The helicopter segment parodies war through the language of industry. Instead of solemn mourning, Deek gives the microphone to a fictional arms manufacturer who celebrates destroyed equipment as replacement demand. The joke is brutal but clear: war is not only a tragedy but a business model. Death keeps factories open, investors happy, research funded, and taxpayers buying more machines. His fake spokesman’s plea for civil wars, cruise missiles, and nuclear bombs reduces the military-industrial complex to its ugliest logic: “every bullet counts.”

The free-energy section shifts from satire into FKN’s conspiracy register. Oil companies rejoice because Tesla, hydrogen, and suppressed alternative technologies remain hidden or dismissed.
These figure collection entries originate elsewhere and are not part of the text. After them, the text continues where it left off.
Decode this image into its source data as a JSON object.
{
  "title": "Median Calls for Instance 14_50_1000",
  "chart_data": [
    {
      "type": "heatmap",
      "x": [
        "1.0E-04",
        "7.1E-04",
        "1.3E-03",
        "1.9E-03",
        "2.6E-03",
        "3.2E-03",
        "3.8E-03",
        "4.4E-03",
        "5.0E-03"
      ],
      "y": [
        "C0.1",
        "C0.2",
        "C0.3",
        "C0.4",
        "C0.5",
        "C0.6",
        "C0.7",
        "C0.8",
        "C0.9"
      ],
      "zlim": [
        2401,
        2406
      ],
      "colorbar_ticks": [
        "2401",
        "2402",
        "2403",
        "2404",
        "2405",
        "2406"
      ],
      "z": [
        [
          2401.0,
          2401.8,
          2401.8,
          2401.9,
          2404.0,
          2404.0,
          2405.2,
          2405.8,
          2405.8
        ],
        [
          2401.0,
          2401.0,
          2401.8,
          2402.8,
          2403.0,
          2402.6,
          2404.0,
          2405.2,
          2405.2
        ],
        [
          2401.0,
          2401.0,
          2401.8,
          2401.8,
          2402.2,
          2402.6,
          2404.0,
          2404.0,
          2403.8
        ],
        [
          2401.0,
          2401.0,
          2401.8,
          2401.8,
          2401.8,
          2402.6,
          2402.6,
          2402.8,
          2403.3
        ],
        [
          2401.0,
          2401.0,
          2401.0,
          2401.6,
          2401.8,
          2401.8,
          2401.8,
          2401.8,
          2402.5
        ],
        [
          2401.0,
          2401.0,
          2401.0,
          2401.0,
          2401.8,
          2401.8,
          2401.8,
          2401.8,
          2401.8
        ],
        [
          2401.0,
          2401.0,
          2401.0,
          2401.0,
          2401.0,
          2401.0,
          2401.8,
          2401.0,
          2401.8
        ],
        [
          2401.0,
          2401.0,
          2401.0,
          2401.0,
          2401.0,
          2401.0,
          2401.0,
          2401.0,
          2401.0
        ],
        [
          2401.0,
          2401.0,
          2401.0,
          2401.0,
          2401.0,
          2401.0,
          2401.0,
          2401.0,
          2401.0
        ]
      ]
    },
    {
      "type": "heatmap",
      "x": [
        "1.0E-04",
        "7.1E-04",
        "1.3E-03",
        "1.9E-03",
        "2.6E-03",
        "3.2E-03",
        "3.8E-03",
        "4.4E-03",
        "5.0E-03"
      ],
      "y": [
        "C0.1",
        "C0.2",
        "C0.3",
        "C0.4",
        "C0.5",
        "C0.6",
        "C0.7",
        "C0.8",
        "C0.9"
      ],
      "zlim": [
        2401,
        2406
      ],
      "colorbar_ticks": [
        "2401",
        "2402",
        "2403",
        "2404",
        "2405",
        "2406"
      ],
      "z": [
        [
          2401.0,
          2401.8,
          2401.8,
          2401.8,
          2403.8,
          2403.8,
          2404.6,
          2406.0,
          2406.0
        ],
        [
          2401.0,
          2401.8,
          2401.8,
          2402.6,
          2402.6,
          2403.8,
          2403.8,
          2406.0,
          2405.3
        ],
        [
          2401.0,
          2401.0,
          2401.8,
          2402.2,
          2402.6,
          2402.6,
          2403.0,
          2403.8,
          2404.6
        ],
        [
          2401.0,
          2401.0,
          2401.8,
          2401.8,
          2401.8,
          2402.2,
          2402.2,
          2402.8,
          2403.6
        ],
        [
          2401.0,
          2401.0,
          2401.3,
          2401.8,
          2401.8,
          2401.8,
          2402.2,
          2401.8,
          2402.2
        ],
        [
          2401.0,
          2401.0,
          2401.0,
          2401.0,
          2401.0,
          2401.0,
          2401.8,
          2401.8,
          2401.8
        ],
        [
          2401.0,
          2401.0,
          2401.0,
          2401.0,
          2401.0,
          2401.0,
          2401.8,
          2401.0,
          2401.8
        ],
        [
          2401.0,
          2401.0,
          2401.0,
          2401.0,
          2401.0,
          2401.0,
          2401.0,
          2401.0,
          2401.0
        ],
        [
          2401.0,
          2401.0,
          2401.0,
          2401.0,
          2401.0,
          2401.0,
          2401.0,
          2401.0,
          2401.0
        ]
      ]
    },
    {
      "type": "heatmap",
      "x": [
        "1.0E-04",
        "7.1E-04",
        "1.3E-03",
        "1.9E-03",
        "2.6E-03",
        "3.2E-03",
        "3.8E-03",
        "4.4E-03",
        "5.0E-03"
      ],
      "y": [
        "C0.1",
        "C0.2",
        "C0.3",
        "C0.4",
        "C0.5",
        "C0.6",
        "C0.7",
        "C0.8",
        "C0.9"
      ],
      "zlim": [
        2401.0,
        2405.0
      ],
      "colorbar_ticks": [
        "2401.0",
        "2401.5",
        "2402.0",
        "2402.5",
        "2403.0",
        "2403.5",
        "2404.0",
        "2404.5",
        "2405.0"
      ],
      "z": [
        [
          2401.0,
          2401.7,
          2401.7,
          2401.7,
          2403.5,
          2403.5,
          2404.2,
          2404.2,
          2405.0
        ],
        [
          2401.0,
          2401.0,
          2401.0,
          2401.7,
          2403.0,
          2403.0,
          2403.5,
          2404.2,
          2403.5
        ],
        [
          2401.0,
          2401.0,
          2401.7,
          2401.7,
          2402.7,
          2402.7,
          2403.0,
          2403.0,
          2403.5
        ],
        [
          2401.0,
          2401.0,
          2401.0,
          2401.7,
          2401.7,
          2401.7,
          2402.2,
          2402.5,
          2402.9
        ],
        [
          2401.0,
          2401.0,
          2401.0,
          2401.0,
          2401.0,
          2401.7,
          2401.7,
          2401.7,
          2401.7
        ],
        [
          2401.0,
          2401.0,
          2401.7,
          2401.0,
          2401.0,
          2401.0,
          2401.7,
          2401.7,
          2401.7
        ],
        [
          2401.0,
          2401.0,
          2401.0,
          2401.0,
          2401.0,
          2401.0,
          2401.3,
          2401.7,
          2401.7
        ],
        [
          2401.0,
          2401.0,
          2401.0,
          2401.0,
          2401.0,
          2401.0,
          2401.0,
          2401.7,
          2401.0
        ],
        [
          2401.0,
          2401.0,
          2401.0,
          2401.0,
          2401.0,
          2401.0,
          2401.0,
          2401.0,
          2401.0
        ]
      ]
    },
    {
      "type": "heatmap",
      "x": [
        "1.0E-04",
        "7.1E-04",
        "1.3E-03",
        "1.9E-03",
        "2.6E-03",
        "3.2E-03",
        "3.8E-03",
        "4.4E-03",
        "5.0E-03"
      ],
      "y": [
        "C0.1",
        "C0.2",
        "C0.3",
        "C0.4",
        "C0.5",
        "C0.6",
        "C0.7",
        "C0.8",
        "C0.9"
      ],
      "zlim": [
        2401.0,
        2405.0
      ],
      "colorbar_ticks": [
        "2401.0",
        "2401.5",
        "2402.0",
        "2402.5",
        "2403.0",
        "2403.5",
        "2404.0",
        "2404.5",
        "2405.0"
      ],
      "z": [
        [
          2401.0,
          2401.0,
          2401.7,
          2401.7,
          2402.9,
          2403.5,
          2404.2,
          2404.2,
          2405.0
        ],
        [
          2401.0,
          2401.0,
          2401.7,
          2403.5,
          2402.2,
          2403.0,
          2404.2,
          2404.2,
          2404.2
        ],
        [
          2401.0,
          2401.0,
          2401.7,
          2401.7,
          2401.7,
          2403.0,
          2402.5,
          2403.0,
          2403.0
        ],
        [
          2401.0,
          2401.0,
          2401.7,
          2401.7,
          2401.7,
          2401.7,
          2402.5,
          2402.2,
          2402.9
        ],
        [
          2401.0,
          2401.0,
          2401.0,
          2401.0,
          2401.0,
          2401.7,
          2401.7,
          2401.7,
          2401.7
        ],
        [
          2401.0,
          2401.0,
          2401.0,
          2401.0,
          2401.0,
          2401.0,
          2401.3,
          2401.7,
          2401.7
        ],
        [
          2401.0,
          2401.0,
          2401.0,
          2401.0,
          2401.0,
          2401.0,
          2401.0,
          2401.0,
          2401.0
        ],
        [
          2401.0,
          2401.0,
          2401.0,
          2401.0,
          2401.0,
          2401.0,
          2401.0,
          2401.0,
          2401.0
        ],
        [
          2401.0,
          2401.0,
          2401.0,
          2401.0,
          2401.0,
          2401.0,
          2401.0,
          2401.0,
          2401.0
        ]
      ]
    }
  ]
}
Whether or not the science holds up, the theme is consistent: humanity could be liberated from scarcity, but entrenched energy interests profit from dependence. The low-turnout election item completes the triangle: weapons companies, oil companies, and politicians all benefit from public passivity. Recurring FKN themes are war profiteering, hidden technology, fake democracy, elite ownership, and the idea that the economy itself is organized around waste, death, and artificial scarcity.